Everybody knows that Newcastle United was the beneficiary of a takeover, with the Public Investment Fund taking the reins of the club from Mike Ashley. That takeover made Newcastle United the club with the richest owners in the world, and understandably, many fans of the men’s side are expecting some statement signings in January and next summer. However, something which hasn’t really been explored is the implications that this would have for the women’s side.
Newcastle United Women’s team is one of the worst out of all the Premier League teams, with only Norwich on the same level as them (tier 4) and Brentford the only ones who are worse (tier 5). With every single team in the Premier League having a women’s side, clubs with low-ranking women’s sides are starting to get some stick. The team was founded in 1989, however, did not become affiliated with the men’s side until 2016.

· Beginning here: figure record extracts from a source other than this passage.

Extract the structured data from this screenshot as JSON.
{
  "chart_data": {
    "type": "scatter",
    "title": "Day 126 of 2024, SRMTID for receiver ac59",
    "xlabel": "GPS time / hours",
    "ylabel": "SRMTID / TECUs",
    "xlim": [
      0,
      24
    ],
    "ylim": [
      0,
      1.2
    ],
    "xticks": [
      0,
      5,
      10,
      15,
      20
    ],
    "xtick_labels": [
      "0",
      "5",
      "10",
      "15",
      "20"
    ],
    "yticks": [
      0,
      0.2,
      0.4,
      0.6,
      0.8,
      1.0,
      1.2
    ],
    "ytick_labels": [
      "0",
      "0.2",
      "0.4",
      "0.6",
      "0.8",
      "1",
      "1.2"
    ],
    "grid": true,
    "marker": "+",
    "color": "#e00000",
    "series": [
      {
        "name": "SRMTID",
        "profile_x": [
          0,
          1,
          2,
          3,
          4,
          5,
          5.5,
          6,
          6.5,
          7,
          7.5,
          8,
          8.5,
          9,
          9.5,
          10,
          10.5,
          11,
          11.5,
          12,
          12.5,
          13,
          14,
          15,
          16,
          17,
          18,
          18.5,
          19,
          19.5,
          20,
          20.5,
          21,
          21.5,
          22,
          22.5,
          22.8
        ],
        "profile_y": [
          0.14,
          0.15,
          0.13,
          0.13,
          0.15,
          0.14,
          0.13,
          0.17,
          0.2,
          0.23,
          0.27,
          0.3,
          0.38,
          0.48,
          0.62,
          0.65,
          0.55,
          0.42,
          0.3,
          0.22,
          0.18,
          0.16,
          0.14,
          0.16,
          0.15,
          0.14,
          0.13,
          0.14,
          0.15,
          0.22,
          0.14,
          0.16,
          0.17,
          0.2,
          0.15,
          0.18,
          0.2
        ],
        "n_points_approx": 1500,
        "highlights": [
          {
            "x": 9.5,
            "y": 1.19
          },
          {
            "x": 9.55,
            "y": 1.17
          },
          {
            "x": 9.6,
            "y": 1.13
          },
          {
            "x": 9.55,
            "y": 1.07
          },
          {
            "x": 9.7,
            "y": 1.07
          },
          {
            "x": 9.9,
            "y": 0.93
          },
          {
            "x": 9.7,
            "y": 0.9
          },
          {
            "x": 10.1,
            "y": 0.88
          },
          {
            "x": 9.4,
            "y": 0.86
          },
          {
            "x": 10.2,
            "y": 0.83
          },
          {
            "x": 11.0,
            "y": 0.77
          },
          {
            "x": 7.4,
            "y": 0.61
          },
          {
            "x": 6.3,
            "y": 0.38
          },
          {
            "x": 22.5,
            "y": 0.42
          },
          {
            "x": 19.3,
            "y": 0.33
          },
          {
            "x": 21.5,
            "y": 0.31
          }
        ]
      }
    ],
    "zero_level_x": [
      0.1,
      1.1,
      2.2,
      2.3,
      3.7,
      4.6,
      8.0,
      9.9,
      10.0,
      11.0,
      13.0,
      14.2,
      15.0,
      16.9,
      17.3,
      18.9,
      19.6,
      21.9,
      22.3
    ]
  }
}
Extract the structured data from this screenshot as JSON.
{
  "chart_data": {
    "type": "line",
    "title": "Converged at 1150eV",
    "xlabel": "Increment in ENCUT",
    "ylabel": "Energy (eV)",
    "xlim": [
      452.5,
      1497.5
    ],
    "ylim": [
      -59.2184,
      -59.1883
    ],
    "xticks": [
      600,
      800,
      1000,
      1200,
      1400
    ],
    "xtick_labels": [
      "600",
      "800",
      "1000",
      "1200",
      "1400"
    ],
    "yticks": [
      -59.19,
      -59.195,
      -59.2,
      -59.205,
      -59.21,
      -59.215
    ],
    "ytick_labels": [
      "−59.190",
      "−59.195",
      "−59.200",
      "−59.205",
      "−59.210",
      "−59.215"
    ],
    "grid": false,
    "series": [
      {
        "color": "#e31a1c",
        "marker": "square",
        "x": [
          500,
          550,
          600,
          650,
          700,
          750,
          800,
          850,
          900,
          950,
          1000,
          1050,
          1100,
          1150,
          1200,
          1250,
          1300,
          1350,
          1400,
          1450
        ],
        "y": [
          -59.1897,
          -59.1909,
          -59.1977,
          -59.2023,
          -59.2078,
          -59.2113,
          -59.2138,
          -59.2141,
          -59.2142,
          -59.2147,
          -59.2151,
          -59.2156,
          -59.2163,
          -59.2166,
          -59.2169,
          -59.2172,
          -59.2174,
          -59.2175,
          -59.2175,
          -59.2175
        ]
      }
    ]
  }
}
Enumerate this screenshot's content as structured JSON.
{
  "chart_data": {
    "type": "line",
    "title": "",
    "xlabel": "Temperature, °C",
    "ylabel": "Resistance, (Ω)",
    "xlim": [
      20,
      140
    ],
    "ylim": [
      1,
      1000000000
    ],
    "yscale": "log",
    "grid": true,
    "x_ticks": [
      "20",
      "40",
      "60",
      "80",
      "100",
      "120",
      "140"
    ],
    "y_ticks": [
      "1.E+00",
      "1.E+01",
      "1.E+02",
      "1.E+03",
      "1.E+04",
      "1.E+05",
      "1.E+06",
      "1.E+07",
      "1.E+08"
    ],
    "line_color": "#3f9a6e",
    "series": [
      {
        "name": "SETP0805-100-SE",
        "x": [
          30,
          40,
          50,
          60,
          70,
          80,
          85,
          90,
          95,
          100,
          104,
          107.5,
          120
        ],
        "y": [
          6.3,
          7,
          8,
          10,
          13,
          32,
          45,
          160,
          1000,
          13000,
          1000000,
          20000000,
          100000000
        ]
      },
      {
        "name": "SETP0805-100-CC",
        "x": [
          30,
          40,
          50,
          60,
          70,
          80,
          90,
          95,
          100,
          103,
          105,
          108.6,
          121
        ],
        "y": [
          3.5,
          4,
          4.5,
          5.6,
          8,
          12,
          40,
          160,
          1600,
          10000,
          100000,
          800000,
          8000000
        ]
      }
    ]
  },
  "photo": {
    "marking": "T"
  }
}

However, despite the team playing in the FAWNL Division One North, Amanda Staveley has promised to make a women’s team that Newcastle fans can be proud of. In a press conference, she said, “We are wholeheartedly committed to women’s and girls football. The foundation currently supports Newcastle women’s team and we are committed to helping the women’s team develop and grow”. But, some aren’t convinced, many due to the PIF’s shady image.
Many people, especially fans of women’s football, are worried about the involvement of Saudi Arabia’s Crown Prince Mohammad Bin Salman Al Saud, especially because of Saudi Arabia’s record on human rights, and are convinced that this is sportswashing. In case you are unaware, sportswashing is when people use a sport to improve their reputation, through hosting a sporting event, buying sponsorships of sporting teams, or by participation in the sport itself. Many have accused the likes of the UAE and Qatar of doing this, through Man City and PSG respectively.
And sure, many have and will say, ‘Oh well, it’s not Saudi Arabia owning it, it’s the PIF’ and that’s true. But the fact that the PIF are involved in Saudi Arabia’s dealings says a lot about the deal. I’m not here to offend Newcastle fans, that’s not my job (it’s Twitter’s), but I felt like before I started this article I just wanted to make sure that you were aware of the accusations and what people think of the PIF, Saudi Arabia, Newcastle United WFC and the Newcastle United takeover in general. If you feel like you’re still confused or want more information, I recommend watching Alfie Potts Harmer’s HITC Sevens video titled ‘The Truth About Newcastle United’s New Owners’, and come back to this article later. Anyway, without further ado, let me talk in-depth about how this takeover affects Newcastle.
A BRIEF HISTORY
Newcastle United may not be pioneers of women’s football, but the team they took over weren’t newbies, to say the least. The team was founded only 1 year after current WSL side Manchester City, 2 years after the most successful women’s team in England; namely Arsenal, and 3 years before current WSL title winners Chelsea. The club has 15 trophies and was in the second tier of English football as recently as 2010. However, the club are sitting on the round end of the FAWNL Division 1 South, the fourth tier of English football. So, what happened?
DOCUMENTING THE FALL
Firstly, Newcastle United finished outside the second-tier relegation zone in 2009-10, but were starting the 2011-12 season in the fourth tier. ‘How?’ I hear you ask. Well, the double relegation is due to the restructuring of domestic women’s football in the season in between.
The WSL was created as a top tier, which made every below league drop down a division. This means that Newcastle had dropped to the third tier, through no fault of their own. However, the second relegation, as they finished 9th, put them into the relegation zone. This was actually only 1 place below where they’d finished last year, but due to the league being shortened, it was enough to send the Magpies down.
As a result, they fell into the Northern Combination Women’s Football League but instantly bounced back into the Northern Division (tier 3), where they stayed until finishing bottom of the Northern Division, where they’ve stayed ever since, with not much hope of going back up. However, they have started the season well, so we could see a promotion without the PIF’s help. But they might not even get it.
CREATING A NEW TEAM?
After Manchester United recreated their women’s team in 2018, many were shocked that they were allowed instant entry into the Championship, with some saying they should have to start at the bottom as punishment for their exit in 2005. However, United stormed the league, only losing 1 game and scoring 98 goals in 20 games, with things such as an opening day 12-0 win against now WSL outfit Aston Villa making headlines. This success for the Red Devils has made people think that Newcastle could attempt something similar, especially if the Toons don’t get promoted this season. However, Newcastle United’s men’s account has started to cross-promote the women’s account, so maybe it is just speculation.
But the most important thing to many Magpies fans will want to keep the team, but most importantly, they’ll want a team that they can be proud of in the future, and also for spending to not just be limited to the men’s side of the club. And that’s what it can become with the right planning. A club. In all of Mike Ashley’s fourteen years at Newcastle United, there was barely any hope, but that’s all changing.